皇別 (Kobetsu)

皇別(こうべつ)もしくは王孫(おうそん)とは、王家や帝家、とりわけ日本の天皇家の一門の中で臣籍降下した分流・庶流の氏族を指す言葉である。
天皇家同様男子血統でつながらなければならない。
皇別とは弘仁6年(815年)に朝廷が編纂した古代氏族の系譜集『新撰姓氏録』が、皇別(天皇・皇子の子孫)・神別(天津神・国津神の子孫)・諸蕃(朝鮮半島・中国大陸その他から渡来した人々の子孫)の3種に氏族を分類していることにちなむ用語である。
江戸時代以降は王孫という呼び名も用いられた。

概要

皇別・王孫は天皇が大王であった古代から存在し、財政や後継者争いの防止の観点から現天皇と血筋が遠くなった傍流の皇族や、天皇の子供でも側室やめかけの子供であるものに苗字を与える形で誕生した。
彼らは皇族に順ずる存在として高い尊敬を受けたが、やがて藤原家の外戚政治が確立していく中、2・3代ほどで没落する例がほとんどになった。
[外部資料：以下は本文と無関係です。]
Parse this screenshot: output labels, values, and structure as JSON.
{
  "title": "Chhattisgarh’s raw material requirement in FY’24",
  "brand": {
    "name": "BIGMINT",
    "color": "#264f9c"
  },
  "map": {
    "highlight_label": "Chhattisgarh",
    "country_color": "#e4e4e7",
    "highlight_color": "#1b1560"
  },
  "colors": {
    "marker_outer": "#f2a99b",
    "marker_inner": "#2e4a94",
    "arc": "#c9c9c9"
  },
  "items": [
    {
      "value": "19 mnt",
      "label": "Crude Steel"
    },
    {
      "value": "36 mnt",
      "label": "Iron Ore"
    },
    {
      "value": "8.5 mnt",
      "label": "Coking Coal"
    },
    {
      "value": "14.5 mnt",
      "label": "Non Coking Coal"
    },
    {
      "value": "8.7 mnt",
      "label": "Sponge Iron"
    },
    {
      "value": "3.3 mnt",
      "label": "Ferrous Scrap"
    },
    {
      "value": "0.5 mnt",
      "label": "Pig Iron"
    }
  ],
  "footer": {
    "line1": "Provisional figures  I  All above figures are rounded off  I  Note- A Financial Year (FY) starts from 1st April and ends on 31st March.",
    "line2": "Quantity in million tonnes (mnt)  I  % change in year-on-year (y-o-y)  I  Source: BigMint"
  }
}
皇別氏族の中には地方で武士の棟梁として活躍するものもおり、桓武平氏と清和源氏はその代表例である。
9世紀には桓武天皇の5世孫である桓武平氏の平将門が新皇として短い間ではあったが関東に君臨した。
また日本で最初に政権を取った武家は、桓武平氏の平清盛であるとされている。
清和源氏は源頼朝が平氏本家を打ち破った後鎌倉に幕府を開き、3代にわたって東日本を統治した結果、武家の盟主として広く認められるようになった。
後に源氏の分家である足利家は室町幕府を開き、武士の勢力の伸張と天皇家の権威・権力の衰退にも助けられ、15代240年にわたり征夷大将軍として日本に君臨し、外交、内政、軍事を差配した。

また公家の間にも引き続いて天皇家から高位の公家に養子に入る形での皇別氏族が誕生した。
すなわち近衛信尋以降の近衛家、一条昭良以降の一条家、鷹司輔平以降の鷹司家の3家であり、これらの分家の内男子血統で続いているものや、これらの家から養子を迎えた後男系で続いている家も含め、今日では皇別摂家と呼ばれている。

天皇家の庶家としてその家系は価値を有しており、歴史上皇別・王孫の氏族の出であると偽ったものも少なくない。
例として徳川家康は自身を清和源氏であると捏造している。

また旧皇族も定義に従えば皇別・王孫であるが、あまりそのようには呼ばれない。